Friday, July 13, 2012

sounds like chicago....,



NYTimes | Everybody thinks they are countercultural rebels, insurgents against the true establishment, which is always somewhere else. This attitude prevails in the Ivy League, in the corporate boardrooms and even at television studios where hosts from Harvard, Stanford and Brown rail against the establishment.

As a result, today’s elite lacks the self-conscious leadership ethos that the racist, sexist and anti-Semitic old boys’ network did possess. If you went to Groton a century ago, you knew you were privileged. You were taught how morally precarious privilege was and how much responsibility it entailed. You were housed in a spartan 6-foot-by-9-foot cubicle to prepare you for the rigors of leadership.

The best of the WASP elites had a stewardship mentality, that they were temporary caretakers of institutions that would span generations.

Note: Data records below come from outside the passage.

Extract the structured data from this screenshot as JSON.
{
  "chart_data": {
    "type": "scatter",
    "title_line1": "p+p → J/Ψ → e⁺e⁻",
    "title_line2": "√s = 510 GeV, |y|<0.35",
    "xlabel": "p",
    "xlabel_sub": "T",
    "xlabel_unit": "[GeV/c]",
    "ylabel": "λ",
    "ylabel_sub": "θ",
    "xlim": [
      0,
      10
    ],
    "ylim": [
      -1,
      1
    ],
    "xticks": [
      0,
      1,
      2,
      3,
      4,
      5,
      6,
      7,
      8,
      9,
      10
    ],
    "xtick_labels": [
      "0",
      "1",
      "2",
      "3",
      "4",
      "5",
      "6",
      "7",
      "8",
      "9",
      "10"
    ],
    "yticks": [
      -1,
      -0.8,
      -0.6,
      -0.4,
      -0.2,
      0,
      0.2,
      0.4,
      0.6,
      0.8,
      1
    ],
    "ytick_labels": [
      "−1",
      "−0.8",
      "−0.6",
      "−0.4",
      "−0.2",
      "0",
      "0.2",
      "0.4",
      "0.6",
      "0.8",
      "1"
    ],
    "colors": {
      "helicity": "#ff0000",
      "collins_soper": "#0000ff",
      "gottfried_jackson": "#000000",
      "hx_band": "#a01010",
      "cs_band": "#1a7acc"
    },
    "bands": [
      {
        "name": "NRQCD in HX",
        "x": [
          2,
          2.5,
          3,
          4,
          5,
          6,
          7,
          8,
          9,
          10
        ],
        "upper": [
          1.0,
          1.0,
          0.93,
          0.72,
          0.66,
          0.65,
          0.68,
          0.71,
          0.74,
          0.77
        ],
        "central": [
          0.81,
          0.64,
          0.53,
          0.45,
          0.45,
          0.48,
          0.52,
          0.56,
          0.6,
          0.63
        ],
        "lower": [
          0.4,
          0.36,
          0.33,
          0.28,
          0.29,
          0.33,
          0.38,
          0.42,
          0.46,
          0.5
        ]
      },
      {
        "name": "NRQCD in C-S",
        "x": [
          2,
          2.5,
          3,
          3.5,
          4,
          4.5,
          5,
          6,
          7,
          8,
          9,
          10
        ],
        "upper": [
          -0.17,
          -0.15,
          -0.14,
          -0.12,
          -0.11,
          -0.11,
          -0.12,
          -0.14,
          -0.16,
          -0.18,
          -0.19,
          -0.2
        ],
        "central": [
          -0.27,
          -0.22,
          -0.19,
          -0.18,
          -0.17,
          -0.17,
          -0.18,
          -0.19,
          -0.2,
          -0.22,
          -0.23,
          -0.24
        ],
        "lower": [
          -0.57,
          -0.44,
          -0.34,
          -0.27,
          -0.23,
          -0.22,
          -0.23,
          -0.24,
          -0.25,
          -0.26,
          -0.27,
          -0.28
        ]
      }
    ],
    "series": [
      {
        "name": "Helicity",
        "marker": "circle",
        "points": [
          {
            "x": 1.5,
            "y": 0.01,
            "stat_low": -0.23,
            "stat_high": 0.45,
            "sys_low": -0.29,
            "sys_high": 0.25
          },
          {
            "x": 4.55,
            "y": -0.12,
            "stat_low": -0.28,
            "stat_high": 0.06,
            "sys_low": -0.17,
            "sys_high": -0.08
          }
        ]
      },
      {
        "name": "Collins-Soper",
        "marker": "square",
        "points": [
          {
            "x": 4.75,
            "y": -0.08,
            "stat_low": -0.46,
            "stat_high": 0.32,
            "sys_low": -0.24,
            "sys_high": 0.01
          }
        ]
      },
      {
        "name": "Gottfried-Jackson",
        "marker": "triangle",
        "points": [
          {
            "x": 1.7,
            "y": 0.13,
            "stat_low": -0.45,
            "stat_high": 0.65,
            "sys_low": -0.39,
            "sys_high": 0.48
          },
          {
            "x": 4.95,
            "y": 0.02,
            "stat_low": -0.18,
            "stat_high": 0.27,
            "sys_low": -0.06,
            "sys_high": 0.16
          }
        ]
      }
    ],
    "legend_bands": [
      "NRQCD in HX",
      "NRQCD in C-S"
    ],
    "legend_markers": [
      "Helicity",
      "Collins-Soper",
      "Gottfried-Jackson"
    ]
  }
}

They cruelly ostracized people who did not live up to their codes of gentlemanly conduct and scrupulosity. They were insular and struggled with intimacy, but they did believe in restraint, reticence and service.

Today’s elite is more talented and open but lacks a self-conscious leadership code. The language of meritocracy (how to succeed) has eclipsed the language of morality (how to be virtuous). Wall Street firms, for example, now hire on the basis of youth and brains, not experience and character. Most of their problems can be traced to this.

If you read the e-mails from the Libor scandal you get the same sensation you get from reading the e-mails in so many recent scandals: these people are brats; they have no sense that they are guardians for an institution the world depends on; they have no consciousness of their larger social role.

The difference between the Hayes view and mine is a bit like the difference between the French Revolution and the American Revolution. He wants to upend the social order. I want to keep the current social order, but I want to give it a different ethos and institutions that are more consistent with its existing ideals.

5 comments:

Paul Sunstone said...

I hope you get your American Revolution. That said, I fear we might be headed more towards the French model.

CNu said...

The best of the WASP elites had a stewardship mentality, that they were
temporary caretakers of institutions that would span generations. They
cruelly ostracized people who did not live up to their codes of
gentlemanly conduct and scrupulosity. They were insular and struggled
with intimacy, but they did believe in restraint, reticence and service.


Reflecting back on my own life, and given what I know about others whom I respect and know to practice restraint and service to others, I'm good with the structure and functions of the old WASP elite social order.

Paul Sunstone said...

By "old WASP elite social order", do you mean the New England based WASPs? It's my understanding that's the group that by and large ran the country until rather recently.

CNu said...

Not necessarily.

I think the WASP diaspora was rather far flung, at least as far as the westernmost reach of the confederacy (Missouri). I'm quite certain that through the 20th century, they were fairly well represented. Matter fact, I'd guess that representative elements were seeded throughout the old confederacy as watchmen to give signal to any potential regional political micro-insurgencies.

Maintenance of the network was accomplished via the boarding school and university ritual pilgrimages - all around the Ivy League - at which time the imprimatur (extended network) of old new england WASP sanction was affirmed and passed on.

Now, that has changed to a certain extent due to other sources and concentrations of wealth. Most particularly the energy sector (represented for example by the Koch Bros.) who old line New England or other WASP's they are decidedly NOT. (The old liners are typically to be found in banking, merchandising and transportation, communications, and media)

I'm quite certain at this time that there are at least two if not three competing deep state camps of elite governance in the U.S. which tend to pass the hot potato of public and military administration back and forth in order to maintain the peace within their own ranks and give the appearance of stability and solidarity before the populace at large.

Right now, the WASPs are running things through the auspices of the Brookings Institute presidency. How much longer this formation can be tolerated by the other two elite governance camps remains to be seen.

Dale Asberry said...

Such language was *very* clear throughout the rituals in my college fraternity. The fraternity was also very clear about no-hazing assclownery.